YANGON (Arrahmah.com) – Meringkuk di bawah payung-payung untuk menghindari hujan monsun yang bergemuruh, puluhan Muslim berbaris di sebuah masjid di Yangon untuk mendapatkan nasi dan kari untuk berbuka puasa.
Muslim biasanya shalat di madrasah-madrasah. Namun bulan lalu madrasah-madrasah di Yangon timur ditutup oleh gerombolan nasionalis Budha.
“Kami telah menghadapi lebih banyak diskriminasi selama beberapa tahun terakhir,” ungkap Hussein, yang biasa shalat di madrasah, sebagaimana dilansir Arab News, Jumat (23/6/2017).
Muslim hanya membentuk 3-4 persen populasi Myanmar, termasuk minoritas Rohingya dari negara bagian Rakhine, namun Islam telah ada di negara tersebut sejak beberapa abad yang lalu.
Sekarang Muslim banyak yang merasa bahwa mereka tidak diinginkan di tanah air mereka sendiri.
“Saat saya muda, tidak ada diskriminasi. Kami sangat ramah (dengan umat Budha), jadi kami biasa makan di rumah mereka dan mereka biasa makan di rumah kami,” tambah Hussein.
“Sekarang kita tinggal di negara ini dan kita tidak bebas menjalankan kewajiban agama kita.”
Aung Htoo Myint, sekretaris masjid di kota Thaketa di Yangon, mengatakan bahwa mereka telah berjuang untuk menampung ratusan orang yang terpaksa bergabung dengan jamaahnya setelah madsarah-madrasah itu ditutup.
Muslim Myanmar harus menerjang derasnya hujan monsun agar bisa melaksanakan shalat berjamaah yang digelar di jalan saat bulan suci Ramadhan tahun ini dimulai, namun pihak berwenang setempat juga melarangnya.
Sejak itu pemerintah melancarkan proses hukum terhadap tiga orang yang menghadiri shalat, dengan alasan pertemuan tersebut mengancam “stabilitas dan aturan hukum”.
Pemerintah Myanmar telah menuai kecaman atas perlakukannya terhadap Muslim.

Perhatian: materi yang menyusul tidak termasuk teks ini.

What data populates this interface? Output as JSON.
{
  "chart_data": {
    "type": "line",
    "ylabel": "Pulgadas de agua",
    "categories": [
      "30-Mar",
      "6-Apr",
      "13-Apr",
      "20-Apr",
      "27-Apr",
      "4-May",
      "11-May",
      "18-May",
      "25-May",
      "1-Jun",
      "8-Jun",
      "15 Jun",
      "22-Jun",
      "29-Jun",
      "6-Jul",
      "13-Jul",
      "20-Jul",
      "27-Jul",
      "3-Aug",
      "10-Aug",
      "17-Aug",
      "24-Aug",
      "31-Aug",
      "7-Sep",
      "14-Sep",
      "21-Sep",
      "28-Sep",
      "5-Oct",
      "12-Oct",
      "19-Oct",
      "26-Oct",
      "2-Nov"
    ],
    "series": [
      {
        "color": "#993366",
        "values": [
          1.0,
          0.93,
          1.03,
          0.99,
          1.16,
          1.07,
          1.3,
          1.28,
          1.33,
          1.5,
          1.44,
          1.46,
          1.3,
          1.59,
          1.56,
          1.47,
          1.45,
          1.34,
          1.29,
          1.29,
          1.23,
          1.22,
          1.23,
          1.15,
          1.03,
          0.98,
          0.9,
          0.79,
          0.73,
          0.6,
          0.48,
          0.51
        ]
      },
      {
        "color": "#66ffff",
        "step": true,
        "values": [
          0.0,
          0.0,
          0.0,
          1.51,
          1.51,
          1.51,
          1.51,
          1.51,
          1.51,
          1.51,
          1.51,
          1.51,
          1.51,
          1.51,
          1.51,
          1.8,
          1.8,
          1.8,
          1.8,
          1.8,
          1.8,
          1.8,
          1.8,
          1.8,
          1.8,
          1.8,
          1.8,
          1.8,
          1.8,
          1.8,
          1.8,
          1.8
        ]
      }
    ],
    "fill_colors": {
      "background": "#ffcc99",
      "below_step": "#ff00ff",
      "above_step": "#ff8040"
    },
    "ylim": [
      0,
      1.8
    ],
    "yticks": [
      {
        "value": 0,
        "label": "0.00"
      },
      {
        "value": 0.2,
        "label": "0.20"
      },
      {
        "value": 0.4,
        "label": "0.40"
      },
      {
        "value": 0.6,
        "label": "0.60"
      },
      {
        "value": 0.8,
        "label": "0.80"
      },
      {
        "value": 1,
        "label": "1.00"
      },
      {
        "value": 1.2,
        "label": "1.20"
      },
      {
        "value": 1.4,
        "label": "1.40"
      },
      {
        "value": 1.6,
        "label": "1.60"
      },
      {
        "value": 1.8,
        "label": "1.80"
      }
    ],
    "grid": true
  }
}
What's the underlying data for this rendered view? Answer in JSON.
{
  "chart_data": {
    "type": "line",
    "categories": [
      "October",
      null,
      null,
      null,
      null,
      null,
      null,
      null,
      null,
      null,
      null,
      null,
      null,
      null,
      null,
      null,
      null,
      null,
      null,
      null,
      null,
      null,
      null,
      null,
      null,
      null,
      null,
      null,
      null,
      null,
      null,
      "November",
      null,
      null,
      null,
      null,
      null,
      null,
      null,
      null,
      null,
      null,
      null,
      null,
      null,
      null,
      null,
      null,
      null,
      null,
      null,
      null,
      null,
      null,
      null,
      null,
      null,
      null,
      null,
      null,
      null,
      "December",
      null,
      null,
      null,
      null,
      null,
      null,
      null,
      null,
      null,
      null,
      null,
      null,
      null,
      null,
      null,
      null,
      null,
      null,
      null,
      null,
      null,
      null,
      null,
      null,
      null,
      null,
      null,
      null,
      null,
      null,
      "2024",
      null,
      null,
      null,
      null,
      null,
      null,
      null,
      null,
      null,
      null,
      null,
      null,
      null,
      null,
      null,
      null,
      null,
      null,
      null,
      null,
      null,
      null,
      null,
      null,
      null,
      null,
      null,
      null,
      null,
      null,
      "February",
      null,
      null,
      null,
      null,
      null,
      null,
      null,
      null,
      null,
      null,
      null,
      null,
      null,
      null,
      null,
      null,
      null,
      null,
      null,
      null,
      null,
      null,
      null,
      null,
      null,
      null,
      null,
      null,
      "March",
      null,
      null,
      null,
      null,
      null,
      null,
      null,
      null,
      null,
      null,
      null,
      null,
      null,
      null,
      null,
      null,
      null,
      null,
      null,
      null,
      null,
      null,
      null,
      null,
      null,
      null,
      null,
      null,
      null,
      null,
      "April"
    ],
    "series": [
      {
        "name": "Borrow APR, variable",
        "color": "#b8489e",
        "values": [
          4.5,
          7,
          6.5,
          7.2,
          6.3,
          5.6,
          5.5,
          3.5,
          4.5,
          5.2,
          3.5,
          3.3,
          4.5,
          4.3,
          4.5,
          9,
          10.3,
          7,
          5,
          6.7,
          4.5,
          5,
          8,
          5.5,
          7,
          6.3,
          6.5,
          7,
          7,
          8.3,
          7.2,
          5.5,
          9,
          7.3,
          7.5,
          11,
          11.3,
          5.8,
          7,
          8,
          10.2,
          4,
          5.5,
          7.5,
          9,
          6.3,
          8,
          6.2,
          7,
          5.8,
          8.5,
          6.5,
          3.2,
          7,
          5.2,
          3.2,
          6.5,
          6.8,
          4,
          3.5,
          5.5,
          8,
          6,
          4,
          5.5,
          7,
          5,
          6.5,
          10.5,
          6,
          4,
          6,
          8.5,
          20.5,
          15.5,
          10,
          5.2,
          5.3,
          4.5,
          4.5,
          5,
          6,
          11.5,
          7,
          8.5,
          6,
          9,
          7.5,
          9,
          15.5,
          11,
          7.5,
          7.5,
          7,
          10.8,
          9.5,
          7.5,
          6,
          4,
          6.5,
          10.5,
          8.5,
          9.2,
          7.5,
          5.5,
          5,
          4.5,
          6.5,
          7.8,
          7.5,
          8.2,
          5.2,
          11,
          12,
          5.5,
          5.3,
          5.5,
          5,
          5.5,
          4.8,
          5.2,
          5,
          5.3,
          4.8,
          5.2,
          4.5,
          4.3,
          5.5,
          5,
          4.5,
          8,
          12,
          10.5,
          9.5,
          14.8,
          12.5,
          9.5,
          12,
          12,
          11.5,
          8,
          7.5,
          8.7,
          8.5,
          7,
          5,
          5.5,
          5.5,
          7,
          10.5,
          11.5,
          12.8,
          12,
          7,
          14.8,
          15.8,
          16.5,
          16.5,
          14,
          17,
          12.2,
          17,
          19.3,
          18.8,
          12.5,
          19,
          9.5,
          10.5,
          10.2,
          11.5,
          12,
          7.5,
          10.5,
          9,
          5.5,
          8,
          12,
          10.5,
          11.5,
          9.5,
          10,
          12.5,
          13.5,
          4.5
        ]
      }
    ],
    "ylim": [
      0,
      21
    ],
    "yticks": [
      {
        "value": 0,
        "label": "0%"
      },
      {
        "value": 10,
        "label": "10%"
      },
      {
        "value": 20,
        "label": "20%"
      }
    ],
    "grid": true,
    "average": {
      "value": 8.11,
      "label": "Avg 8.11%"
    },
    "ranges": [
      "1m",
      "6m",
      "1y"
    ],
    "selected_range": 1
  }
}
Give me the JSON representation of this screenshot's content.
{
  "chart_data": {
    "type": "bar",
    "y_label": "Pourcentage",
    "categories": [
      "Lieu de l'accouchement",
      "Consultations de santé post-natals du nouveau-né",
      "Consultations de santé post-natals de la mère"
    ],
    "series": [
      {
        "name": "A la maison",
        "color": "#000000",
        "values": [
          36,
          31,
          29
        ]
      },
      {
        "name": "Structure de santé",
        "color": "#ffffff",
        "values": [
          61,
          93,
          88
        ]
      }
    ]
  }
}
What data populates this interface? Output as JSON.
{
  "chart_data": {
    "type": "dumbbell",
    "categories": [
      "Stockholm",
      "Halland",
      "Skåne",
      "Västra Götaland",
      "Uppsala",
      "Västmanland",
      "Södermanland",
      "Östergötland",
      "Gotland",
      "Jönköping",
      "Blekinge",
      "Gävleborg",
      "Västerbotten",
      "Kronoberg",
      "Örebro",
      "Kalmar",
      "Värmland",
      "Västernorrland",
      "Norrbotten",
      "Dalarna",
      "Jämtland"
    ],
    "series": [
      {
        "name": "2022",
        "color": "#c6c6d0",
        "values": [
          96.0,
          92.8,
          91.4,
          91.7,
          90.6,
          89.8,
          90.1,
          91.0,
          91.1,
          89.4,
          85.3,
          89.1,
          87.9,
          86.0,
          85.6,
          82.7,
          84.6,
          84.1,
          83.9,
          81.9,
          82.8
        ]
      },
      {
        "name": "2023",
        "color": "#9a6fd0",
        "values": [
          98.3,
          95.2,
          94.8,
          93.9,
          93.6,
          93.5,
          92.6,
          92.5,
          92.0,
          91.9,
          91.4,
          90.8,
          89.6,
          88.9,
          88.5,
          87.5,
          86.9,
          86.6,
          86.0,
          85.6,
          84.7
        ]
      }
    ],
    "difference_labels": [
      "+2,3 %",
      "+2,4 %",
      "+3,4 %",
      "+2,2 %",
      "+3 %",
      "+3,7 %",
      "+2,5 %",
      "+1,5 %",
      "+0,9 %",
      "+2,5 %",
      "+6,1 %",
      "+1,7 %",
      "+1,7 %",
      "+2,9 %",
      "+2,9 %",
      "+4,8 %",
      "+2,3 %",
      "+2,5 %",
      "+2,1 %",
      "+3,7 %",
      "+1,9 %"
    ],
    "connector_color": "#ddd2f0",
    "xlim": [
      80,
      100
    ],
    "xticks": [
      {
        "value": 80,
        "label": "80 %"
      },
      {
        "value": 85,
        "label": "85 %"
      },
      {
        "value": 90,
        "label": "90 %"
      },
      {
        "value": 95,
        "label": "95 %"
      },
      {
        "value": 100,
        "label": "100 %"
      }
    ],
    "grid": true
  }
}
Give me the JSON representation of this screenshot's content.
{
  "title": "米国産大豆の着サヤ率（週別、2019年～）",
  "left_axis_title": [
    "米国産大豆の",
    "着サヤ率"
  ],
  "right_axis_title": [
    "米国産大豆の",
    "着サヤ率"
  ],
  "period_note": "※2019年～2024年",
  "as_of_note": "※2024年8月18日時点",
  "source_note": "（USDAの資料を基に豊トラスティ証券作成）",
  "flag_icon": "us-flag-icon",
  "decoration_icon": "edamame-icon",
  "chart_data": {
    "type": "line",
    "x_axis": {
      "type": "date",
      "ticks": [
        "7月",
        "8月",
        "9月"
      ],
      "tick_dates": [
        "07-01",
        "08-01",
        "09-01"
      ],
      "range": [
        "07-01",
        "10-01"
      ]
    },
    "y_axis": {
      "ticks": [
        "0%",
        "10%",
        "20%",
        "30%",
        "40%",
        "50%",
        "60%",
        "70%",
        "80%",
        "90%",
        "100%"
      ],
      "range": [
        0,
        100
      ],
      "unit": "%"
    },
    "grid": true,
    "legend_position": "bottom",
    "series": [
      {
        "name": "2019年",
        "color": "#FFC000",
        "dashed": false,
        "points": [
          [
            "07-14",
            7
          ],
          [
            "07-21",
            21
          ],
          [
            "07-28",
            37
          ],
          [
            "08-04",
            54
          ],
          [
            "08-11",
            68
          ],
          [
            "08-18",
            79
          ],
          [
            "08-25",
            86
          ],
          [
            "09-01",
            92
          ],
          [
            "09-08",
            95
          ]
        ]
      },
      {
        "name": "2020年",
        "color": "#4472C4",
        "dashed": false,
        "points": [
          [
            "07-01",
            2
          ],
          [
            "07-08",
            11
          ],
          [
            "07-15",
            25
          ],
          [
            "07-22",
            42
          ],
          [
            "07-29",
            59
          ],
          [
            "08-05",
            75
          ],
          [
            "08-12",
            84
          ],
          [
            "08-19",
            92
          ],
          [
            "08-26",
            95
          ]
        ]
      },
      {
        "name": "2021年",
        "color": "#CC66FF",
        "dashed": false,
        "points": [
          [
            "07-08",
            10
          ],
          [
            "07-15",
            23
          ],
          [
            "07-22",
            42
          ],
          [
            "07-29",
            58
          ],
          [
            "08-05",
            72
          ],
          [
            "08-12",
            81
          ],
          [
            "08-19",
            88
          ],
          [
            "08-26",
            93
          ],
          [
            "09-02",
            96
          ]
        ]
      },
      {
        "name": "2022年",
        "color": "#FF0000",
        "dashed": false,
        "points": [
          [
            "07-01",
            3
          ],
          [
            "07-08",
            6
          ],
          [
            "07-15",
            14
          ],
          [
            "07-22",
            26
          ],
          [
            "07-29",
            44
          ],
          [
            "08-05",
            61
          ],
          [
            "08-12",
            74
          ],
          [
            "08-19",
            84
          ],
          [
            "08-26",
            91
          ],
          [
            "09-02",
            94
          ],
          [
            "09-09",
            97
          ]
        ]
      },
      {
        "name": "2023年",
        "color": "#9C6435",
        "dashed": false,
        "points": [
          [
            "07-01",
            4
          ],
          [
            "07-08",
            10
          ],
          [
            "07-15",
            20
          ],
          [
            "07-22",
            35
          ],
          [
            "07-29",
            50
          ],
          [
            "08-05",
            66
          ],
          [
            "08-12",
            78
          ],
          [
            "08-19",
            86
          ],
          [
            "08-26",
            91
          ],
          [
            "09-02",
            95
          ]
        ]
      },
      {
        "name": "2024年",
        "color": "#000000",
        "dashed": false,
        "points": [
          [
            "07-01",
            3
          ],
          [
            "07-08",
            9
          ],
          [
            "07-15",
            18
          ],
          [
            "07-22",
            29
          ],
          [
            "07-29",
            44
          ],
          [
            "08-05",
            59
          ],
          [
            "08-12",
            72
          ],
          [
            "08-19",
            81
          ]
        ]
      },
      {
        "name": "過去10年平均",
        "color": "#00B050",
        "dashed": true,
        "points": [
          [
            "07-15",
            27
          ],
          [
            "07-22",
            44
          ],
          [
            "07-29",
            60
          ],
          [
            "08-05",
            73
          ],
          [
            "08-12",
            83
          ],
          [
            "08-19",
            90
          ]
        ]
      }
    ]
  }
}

Diketahui, Muslim Myammar juga sekarang menghadapi berbagai diskirimasi dan pembatasan,termasuk pembatasan dengan siapa mereka bisa menikah, bahkan pembatasan jumlah anak yang boleh mereka miliki berdasarkan undang-undang Ras dan Agama di negara tersebut tahun 2015.
Ketegangan mulai merebak di negara itu sejak 2012 ketika kekerasan sektarian meletus di Rakhine, menewaskan sekitar 200 orang, kebanyakan Muslim Rohingya, dan menyebabkan puluhan ribu orang harus tinggal di kamp-kamp pengungsian.
Pemerintah Aung San Suu Kyi telah berjuang untuk menahan sentimen anti-Muslim sejak gerilyawan yang mengaku mewakili Rohingya menyerang pos polisi akhir tahun lalu.
Sejak saat itu kelompok garis keras Budha menjadi semakin vokal, menutup acara-acara Islam, membentuk sebuah partai politik untuk ikut dalam pemilihan 2020 dan bentrok dengan umat Islam di jalan-jalan di Yangon.
Polisi telah menahan para pemimpin kelompok yang menjadi dalang kekerasan tersebut, saat lembaga Budha tertinggi negara tersebut telah melarang kelompok ultra-nasionalis terkemuka Ma Ba Tha, yang menanggapi dengan hanya mengganti namanya saja.